The CD has only been out of it's case once, and still looks like new.
(, Tue 2 Dec 2003, 19:03, Reply)
What kind of record? I'll just say a "something that's happened" kind...
I've wanked onto 23 different surfaces including my school bag, sink, my nose and my eye.

go me
(, Tue 2 Dec 2003, 19:02, Reply)
slugs, woodlice and moths
I had a woodlice and moth eating competition with my mate about a year ago when we were pissed. I managed 7 woodlice and a couple fo moths and was declared the champ. The next weekend I tried to eat a slug on a dare, and being drunk once again, I decided that a small slug was too easy, and so hunted for about 20 minutes, until I found one that was about 3 inches long. I tried to swallow it whole with a mouthful of beer, but couldn't, and spat it out. The slight problem I then discovered is that they leave a slimy residue which water, alcohol and mouthwash will not even touch. 3 hellish-cheeks-and-teeth-covered-in-slug-spunk days later it had all gone. It still makes me gag.

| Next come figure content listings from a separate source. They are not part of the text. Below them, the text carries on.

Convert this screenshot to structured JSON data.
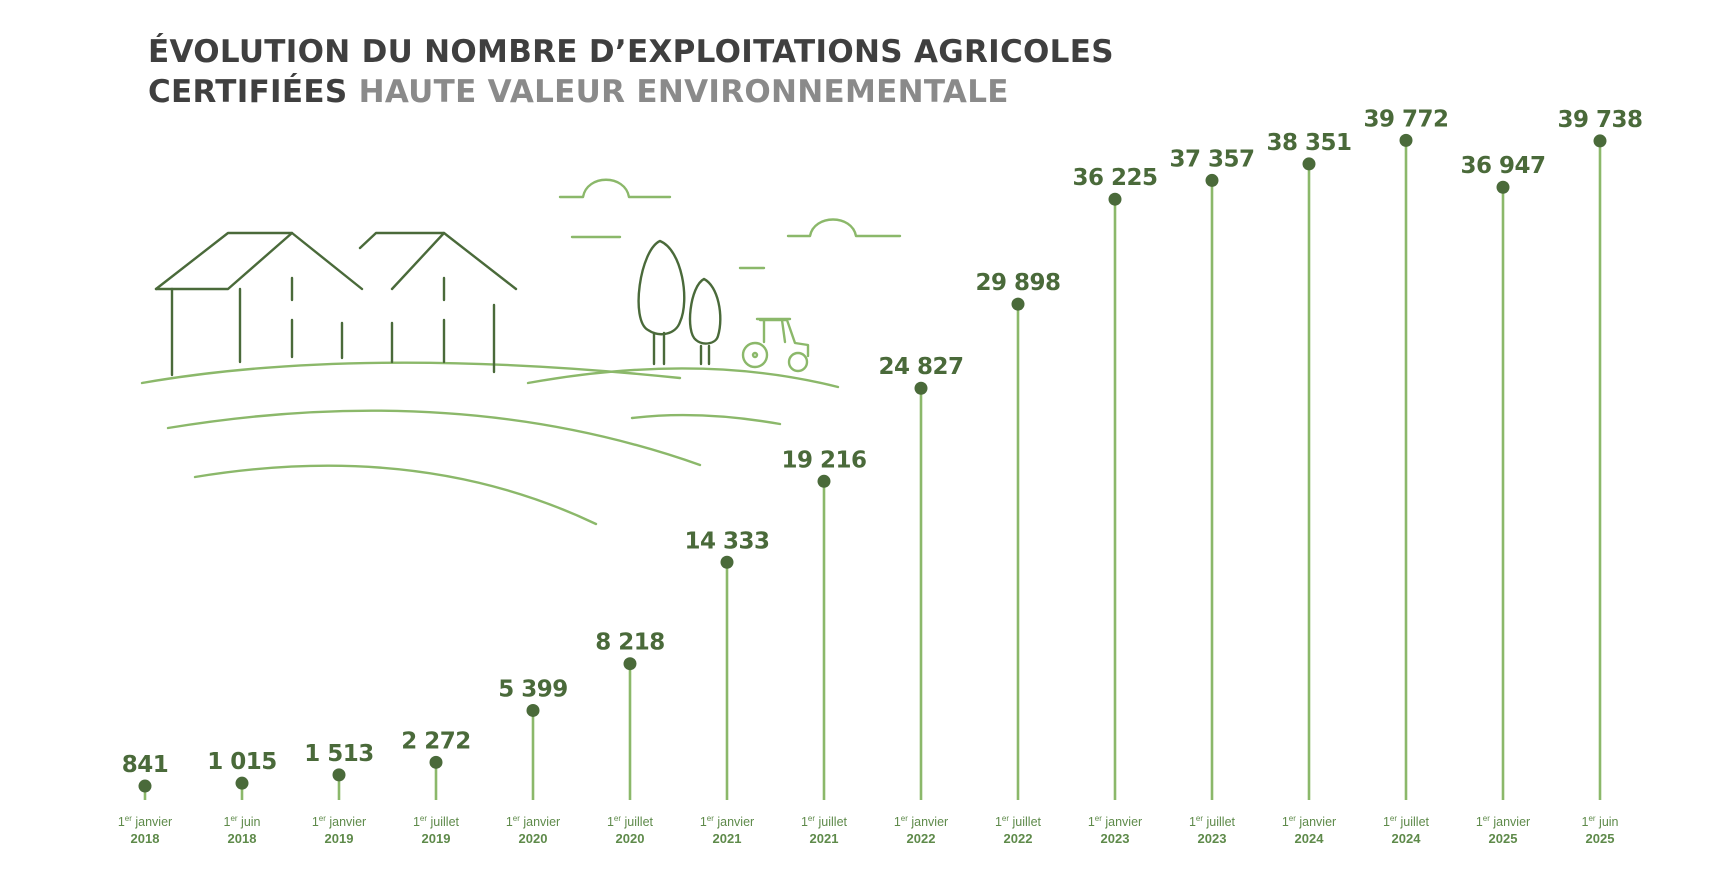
{
  "title": {
    "line1": "ÉVOLUTION DU NOMBRE D’EXPLOITATIONS AGRICOLES",
    "line2_dark": "CERTIFIÉES",
    "line2_light": "HAUTE VALEUR ENVIRONNEMENTALE"
  },
  "colors": {
    "stem": "#8bb86a",
    "dot": "#4a6a3a",
    "value_text": "#4a6a3a",
    "title_dark": "#3f3f3f",
    "title_light": "#8a8a8a",
    "illustration_dark": "#4a6a3a",
    "illustration_light": "#8bb86a"
  },
  "chart_data": {
    "type": "lollipop",
    "title": "ÉVOLUTION DU NOMBRE D’EXPLOITATIONS AGRICOLES CERTIFIÉES HAUTE VALEUR ENVIRONNEMENTALE",
    "xlabel": "",
    "ylabel": "",
    "ylim": [
      0,
      41000
    ],
    "grid": false,
    "categories": [
      {
        "sup": "er",
        "prefix": "1",
        "label": "janvier",
        "year": "2018"
      },
      {
        "sup": "er",
        "prefix": "1",
        "label": "juin",
        "year": "2018"
      },
      {
        "sup": "er",
        "prefix": "1",
        "label": "janvier",
        "year": "2019"
      },
      {
        "sup": "er",
        "prefix": "1",
        "label": "juillet",
        "year": "2019"
      },
      {
        "sup": "er",
        "prefix": "1",
        "label": "janvier",
        "year": "2020"
      },
      {
        "sup": "er",
        "prefix": "1",
        "label": "juillet",
        "year": "2020"
      },
      {
        "sup": "er",
        "prefix": "1",
        "label": "janvier",
        "year": "2021"
      },
      {
        "sup": "er",
        "prefix": "1",
        "label": "juillet",
        "year": "2021"
      },
      {
        "sup": "er",
        "prefix": "1",
        "label": "janvier",
        "year": "2022"
      },
      {
        "sup": "er",
        "prefix": "1",
        "label": "juillet",
        "year": "2022"
      },
      {
        "sup": "er",
        "prefix": "1",
        "label": "janvier",
        "year": "2023"
      },
      {
        "sup": "er",
        "prefix": "1",
        "label": "juillet",
        "year": "2023"
      },
      {
        "sup": "er",
        "prefix": "1",
        "label": "janvier",
        "year": "2024"
      },
      {
        "sup": "er",
        "prefix": "1",
        "label": "juillet",
        "year": "2024"
      },
      {
        "sup": "er",
        "prefix": "1",
        "label": "janvier",
        "year": "2025"
      },
      {
        "sup": "er",
        "prefix": "1",
        "label": "juin",
        "year": "2025"
      }
    ],
    "values": [
      841,
      1015,
      1513,
      2272,
      5399,
      8218,
      14333,
      19216,
      24827,
      29898,
      36225,
      37357,
      38351,
      39772,
      36947,
      39738
    ],
    "value_labels": [
      "841",
      "1 015",
      "1 513",
      "2 272",
      "5 399",
      "8 218",
      "14 333",
      "19 216",
      "24 827",
      "29 898",
      "36 225",
      "37 357",
      "38 351",
      "39 772",
      "36 947",
      "39 738"
    ]
  }
}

And yes, I know that you weren't after this kind of record, but so many other spazzes were posting bollocks either by mistake or to try and be funny, so I thought I'd contribute. And it's my 100th post.
(, Tue 2 Dec 2003, 18:57, Reply)
white stripes
7 nation army.

i had a head ache for weeks after seeing the video, it was horrible
(, Tue 2 Dec 2003, 18:49, Reply)
Everyone must've heard this...
The star wars cantina band song from the Space Themes CD.

Oh my jesus it's awful.

I have a personal reason for hating it: my brother loved it, and played it constantly while I was playing Theme Park on my Amiga. Now my memories of that wonderful game are infected with memories of that excrutiating song blasting down from upstairs. You know how some things are worse than words can describe? Like when your face gets sanded off by an angle grinder? This is one of those things.
(, Tue 2 Dec 2003, 18:48, Reply)
Paul McCartney - We're all having a wonderful christmas time
This drains all christmas cheer out of me whenever I hear it and makes me do bad things.
Never held up in court though. Ho-hum.
(, Tue 2 Dec 2003, 18:36, Reply)
Information Overload Unit
by SPK.
I'm into a lot of industrial music, but this is by far the most "industrial" you can get.
Imagine listening to someone drilling through a concrete wall. Now multiply that by 10 times.
Now add some guitar feedback, a lot of noise from a synthesiser and some random noise from a lot of industrial machines.
Still with me? Great.
Now mix it all together with no apparent sense of rhythm whatsoever and voila: pure noise.

It’s one of those albums you have listen a track a day or your brain might implode.
The perfect soundtrack for the aftermath of the Apocalypse.
(, Tue 2 Dec 2003, 18:32, Reply)
A few years ago,
When I was about 11, some evil force made me purchase the mother of all crap songs...
Daphne and Celeste, 'Oh stick you'...
I listened to it for about 2 weeks, until I realised just how bad it was.
Since that day it has sat in my Cd collection with the title facing the wall out of sheer embarrassment... never, ever to be played again.